Wednesday, July 27, 2022

why tf am I so pissed

 goddamn I'm pissed af and I dunno why

maybe it's because of the snooty af doctor my dad went to go see today

maybe it's because I had to take a whole day off to interpret for my dad at the doc's

maybe it's because I couldn't buy what I wanted to eat at wal mart and had to buy a shitty wrap

maybe it's because I couldn't buy 3 livewire mountain dews like I wanted from walmart

maybe it's because I am restless as fuck and feel guilty about staying home all day from work

maybe it's because people in monster hunter suck fucking dick and die all the goddamn time and fail quests

maybe it's because someone I know sucks dick at monster hunter even though he thinks he's good at it

(hint: he's not good at any video game. Like I thought I was shitty but jesus fucking christ dude at least use a build where you can hide behind a shield and not die which leads to failure of the quest if you die fucking 3 times dude. and LOOK UP GUIDES, BUILDS, WHATEVER, GOD DAMN)

maybe it's because I always have to wait to eat dinner which leads to me just wanting to eat snacks instead because I'm fucking tired of eating reheated dinner dude. I'm so tired of it. I hate misophonia but I literally can not eat with nan and dad at the table or else I want to fucking punch them in their faces. nan makes fucking loud drinking gulping noises and dad chews with his fuckin mouth open. HE'LL SHUT THAT SHIT WHEN WE'RE GUESTS AT SOMEONE ELSE'S HOUSE THOUGH. jfc.

maybe it's because I've had no money for weeks and I keep having to ask my dad and nan for money for drinks at work

maybe it's because I have to constantly fucking listen for my nan on the phone or if she falls. it's like I have a constant background process all the time and I'm just fucking tense all the goddamn time dude

maybe it's because I can't enjoy my video games anymore because I have to be ready to go with my dad somewhere at ANY FUCKING TIME so I constantly suffer from that feeling where you have something scheduled for the day so you just don't do anything BUT I DON'T HAVE ANYTHING SCHEDULED, IT'S FUCKING RANDOM. I also am aware I don't need to go with him places but I feel like if I don't, I'm missing out on spending time with him and it sucks. Recently I generally stopped going to the gun range with him because it's TOO LOUD for me and it's NOT FUN. Sure I've shot a few guns but like... eh. And it's always a NEW gun with him, nothing is ever good enough. Consumerism at its finest I guess.

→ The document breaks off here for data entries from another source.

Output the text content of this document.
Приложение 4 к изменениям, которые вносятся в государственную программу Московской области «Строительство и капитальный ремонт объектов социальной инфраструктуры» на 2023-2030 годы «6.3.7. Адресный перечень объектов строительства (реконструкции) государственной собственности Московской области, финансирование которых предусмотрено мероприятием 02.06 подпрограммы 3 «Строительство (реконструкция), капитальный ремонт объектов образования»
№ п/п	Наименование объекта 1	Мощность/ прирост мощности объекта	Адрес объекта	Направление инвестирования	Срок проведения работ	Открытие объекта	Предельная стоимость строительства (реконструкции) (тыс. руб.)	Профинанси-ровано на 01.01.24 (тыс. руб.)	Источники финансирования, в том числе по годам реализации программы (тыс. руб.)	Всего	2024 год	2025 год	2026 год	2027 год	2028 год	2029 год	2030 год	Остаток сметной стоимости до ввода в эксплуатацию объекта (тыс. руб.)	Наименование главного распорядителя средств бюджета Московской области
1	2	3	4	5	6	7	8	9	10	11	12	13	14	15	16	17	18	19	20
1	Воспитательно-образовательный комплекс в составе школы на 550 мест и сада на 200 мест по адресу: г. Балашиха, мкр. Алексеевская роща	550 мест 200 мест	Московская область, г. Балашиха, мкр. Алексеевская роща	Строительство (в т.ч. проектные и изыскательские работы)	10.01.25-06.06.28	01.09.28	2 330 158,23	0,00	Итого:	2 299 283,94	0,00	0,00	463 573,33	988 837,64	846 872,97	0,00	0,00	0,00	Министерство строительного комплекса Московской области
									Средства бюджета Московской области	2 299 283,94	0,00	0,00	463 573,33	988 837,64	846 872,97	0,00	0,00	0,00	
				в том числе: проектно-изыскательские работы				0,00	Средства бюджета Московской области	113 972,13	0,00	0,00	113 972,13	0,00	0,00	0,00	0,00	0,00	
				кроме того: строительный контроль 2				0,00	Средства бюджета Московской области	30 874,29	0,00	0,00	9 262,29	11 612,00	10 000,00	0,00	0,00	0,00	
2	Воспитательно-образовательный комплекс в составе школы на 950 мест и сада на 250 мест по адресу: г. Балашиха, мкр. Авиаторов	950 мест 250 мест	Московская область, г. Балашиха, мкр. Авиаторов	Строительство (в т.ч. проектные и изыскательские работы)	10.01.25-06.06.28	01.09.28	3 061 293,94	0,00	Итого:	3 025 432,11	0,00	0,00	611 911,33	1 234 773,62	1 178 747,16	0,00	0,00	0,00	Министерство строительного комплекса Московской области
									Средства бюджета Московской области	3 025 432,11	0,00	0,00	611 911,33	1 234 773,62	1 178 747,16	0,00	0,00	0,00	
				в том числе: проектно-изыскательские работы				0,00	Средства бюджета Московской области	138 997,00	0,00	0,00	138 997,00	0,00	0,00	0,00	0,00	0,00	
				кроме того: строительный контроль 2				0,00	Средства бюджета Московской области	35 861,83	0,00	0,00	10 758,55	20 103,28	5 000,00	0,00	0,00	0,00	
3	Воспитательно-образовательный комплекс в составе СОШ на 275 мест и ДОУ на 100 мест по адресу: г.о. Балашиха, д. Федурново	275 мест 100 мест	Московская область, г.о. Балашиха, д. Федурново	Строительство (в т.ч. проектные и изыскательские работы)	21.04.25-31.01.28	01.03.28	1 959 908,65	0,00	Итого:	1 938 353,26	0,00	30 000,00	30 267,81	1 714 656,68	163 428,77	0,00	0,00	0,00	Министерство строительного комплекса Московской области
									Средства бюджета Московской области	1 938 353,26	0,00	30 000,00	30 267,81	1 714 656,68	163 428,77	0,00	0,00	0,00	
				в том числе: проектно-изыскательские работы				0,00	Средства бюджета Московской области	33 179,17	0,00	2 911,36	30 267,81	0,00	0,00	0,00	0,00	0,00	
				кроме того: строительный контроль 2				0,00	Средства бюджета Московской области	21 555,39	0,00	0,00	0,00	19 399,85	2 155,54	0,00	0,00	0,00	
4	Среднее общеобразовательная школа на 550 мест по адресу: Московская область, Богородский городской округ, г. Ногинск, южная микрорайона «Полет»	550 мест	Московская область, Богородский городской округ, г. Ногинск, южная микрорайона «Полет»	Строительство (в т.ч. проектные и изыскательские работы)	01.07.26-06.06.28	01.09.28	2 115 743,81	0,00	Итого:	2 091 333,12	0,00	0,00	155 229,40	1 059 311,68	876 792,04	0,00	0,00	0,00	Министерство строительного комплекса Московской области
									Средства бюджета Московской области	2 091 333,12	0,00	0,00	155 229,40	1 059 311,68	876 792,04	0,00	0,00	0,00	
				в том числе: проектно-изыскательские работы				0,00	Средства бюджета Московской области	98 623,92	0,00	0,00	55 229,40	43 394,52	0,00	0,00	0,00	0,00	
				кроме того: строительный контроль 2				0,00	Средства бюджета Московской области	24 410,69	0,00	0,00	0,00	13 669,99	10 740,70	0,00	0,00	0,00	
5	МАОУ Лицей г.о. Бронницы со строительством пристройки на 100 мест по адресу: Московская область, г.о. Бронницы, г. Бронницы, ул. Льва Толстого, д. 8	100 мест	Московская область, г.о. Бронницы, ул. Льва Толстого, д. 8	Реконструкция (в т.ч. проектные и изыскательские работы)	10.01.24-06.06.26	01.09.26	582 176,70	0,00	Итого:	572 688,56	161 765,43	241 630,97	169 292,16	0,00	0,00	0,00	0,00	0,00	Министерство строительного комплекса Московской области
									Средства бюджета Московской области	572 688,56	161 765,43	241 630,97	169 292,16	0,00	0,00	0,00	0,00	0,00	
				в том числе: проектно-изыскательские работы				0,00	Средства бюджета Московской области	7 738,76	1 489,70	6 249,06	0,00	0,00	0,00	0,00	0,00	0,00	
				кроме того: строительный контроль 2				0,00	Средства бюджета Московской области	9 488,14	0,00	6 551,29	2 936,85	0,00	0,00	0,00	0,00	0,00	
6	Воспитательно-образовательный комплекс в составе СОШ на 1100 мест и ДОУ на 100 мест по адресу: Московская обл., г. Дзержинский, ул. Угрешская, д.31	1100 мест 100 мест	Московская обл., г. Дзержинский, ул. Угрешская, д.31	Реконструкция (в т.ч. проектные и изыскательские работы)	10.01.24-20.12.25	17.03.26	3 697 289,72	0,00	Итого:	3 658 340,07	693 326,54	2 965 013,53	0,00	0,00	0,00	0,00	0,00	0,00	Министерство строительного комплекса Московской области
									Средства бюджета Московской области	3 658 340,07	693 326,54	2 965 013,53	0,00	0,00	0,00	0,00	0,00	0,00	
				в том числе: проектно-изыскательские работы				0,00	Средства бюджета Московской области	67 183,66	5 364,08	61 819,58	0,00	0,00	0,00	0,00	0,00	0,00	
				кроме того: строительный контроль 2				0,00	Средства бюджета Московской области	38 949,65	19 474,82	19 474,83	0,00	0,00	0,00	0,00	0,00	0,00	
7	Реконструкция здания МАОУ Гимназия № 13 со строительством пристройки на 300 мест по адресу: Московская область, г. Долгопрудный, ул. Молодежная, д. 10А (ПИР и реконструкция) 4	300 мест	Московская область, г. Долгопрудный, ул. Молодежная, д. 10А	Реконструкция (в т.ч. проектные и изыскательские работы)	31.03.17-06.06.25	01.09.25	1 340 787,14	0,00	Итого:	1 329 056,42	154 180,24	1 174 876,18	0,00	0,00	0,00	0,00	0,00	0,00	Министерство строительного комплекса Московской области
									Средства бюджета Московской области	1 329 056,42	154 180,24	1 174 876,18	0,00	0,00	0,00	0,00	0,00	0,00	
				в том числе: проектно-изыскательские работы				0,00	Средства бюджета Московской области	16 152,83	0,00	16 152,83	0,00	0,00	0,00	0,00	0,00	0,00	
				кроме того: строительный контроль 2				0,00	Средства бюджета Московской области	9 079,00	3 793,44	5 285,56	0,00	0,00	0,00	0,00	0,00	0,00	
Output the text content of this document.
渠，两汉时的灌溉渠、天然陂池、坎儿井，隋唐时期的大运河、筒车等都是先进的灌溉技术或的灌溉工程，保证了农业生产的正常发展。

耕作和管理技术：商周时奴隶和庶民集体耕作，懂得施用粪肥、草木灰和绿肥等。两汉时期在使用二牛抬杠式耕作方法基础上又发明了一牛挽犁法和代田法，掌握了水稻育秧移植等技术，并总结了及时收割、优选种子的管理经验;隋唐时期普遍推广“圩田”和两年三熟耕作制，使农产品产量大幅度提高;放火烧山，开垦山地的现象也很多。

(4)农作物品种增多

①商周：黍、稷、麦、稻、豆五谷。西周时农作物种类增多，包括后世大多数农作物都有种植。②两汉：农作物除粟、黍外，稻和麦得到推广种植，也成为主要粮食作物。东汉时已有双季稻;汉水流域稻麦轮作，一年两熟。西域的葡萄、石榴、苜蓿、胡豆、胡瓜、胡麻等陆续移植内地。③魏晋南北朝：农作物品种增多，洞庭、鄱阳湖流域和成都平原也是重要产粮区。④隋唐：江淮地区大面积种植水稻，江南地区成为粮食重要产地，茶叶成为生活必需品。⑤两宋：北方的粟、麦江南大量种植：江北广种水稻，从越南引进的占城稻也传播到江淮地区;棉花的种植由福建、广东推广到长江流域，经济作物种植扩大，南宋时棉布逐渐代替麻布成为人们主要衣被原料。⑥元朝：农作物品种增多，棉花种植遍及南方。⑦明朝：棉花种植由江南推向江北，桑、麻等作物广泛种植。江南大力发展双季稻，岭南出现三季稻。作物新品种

maybe it's because I haven't had enough money to buy a new game I want, The Quarry, to stream

maybe it's because my right eye won't stop fucking watering and being dry at the same time. I HAVE NO IDEA HOW THIS IS HAPPENING BUT IT'S FUCKIN ANNOYING DUDE

maybe it's because nan refuses to have the house be fuckin cold so I have to sit in the heat all the GOD DAMN TIME next to my TOWER that IS A SPACE HEATER WHEN I PLAY A GAME because UPS fucked up my SIDE PANELS a YEAR ago

maybe it's because I didn't get into an IT training program and have to wait 3 and 1/2 months to fucking join

I dunno man. I'm just tired of fucking being alive, I go to bed every single night hoping I don't wake up in the morning and every morning I'm disappointed. Too pussy to kill myself using a pistol cause a .22 won't fuckin kill me to the head. I don't want to be in pain.

All I can hope for is cancer or dying in bed. And yes I know cancer is painful but at least I can put it off for quite a while before it gets painful.